MANHATTAN (CN) - Representing dozens of clinics for poor people and the uninsured, the Community Health Care Association of New York State claims New York has cheated them of "millions of dollars a day" by refusing to reimburse them for the cost of their services. The state does this though the clinics charge far less than other providers charge for the same Medicaid services, according to the federal complaint.

"Federal funds awarded under Section 330 of the PHS [Public Health Service] Act are to be used for poor patients who lack health insurance and who therefore cannot obtain care from private sector physicians or clinics," the complaint states.

The 24 plaintiff health centers from across the states serve homeless and poor patients who have no health insurance but qualify for Medicaid benefits, including medical and dental care, psychotherapy, home health services and rehabilitation. "The State of New York is required to pay the plaintiff centers their respective per-visit rate each time a patient has a 'visit,'" the complaint states.

"The special payments to which plaintiff centers are entitled for the ... services they perform began with the 1989 Omnibus Reconciliation Act. It provided a payment requirement that invariably would be higher than the fees Medicaid programs paid to other providers for the same services."

But the clinics say New York refuses "to pay the statutorily required special FQHC [federally qualified health center] rates to a significant number of services plaintiff centers provide to Medicaid beneficiaries and for which payment of the FQHC per visit rate is required by federal law."

New York created "ceilings on operating costs" to "reduce the 'allowable costs' New York will pay FQHCs," though neither the ceilings nor the reductions exist under Medicare regulations, and the state did no "study or analysis" before it created them, which is illegal, according to the complaint.

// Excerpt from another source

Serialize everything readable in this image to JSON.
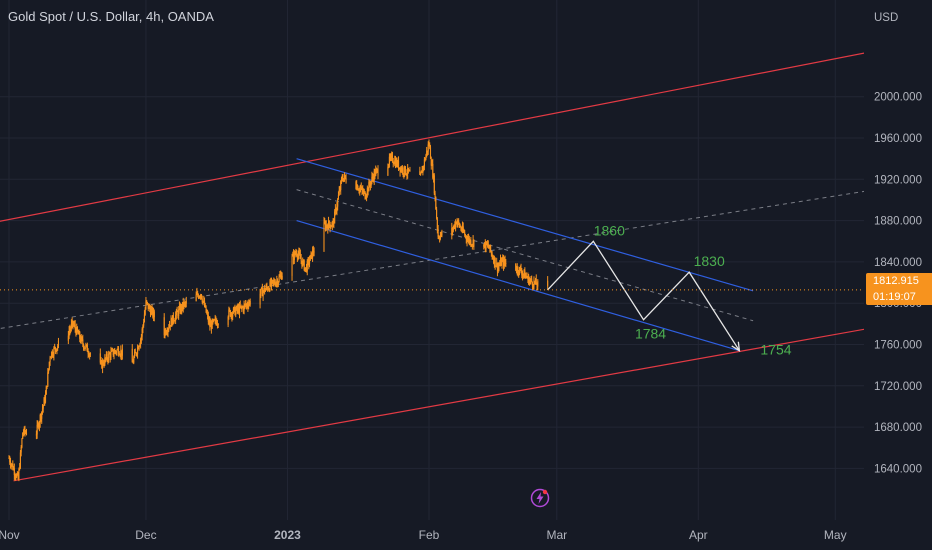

The complaint adds: "Health center care may cost slightly more, but such care reduces the need of its patients for other, far more expensive, services. Including the extra costs for their services, health care centers produce savings of 20-30 percent of what Medicaid program services ordinarily cost. Despite such savings ... State Medicaid programs had been paying centers less than 70 percent of the centers' cost of services.

"The consequence was the double whammy of health center services to the uninsured poor and Medicaid being reduced. Medicaid cost savings more center services could have achieved were blunted by the penny wise, pound foolishness of state Medicaid agencies' refusal to fully reimburse the health centers their costs. That foolishness continues to this day. In implementing the special FQHC payment requirement, the State of New York's Medicaid program has failed, among other things, to pay plaintiff centers millions of dollars to which they are entitled under that special payment provision."

The clinics demand declaratory and injunctive relief for violation of the Medicaid statute, and an order requiring the New York Health Department to make interim emergency payments "reasonably approximate to what they would have received under a lawful FQHC payment system."

They are represented by David Koenigsberg with Menz, Bonner and Komar.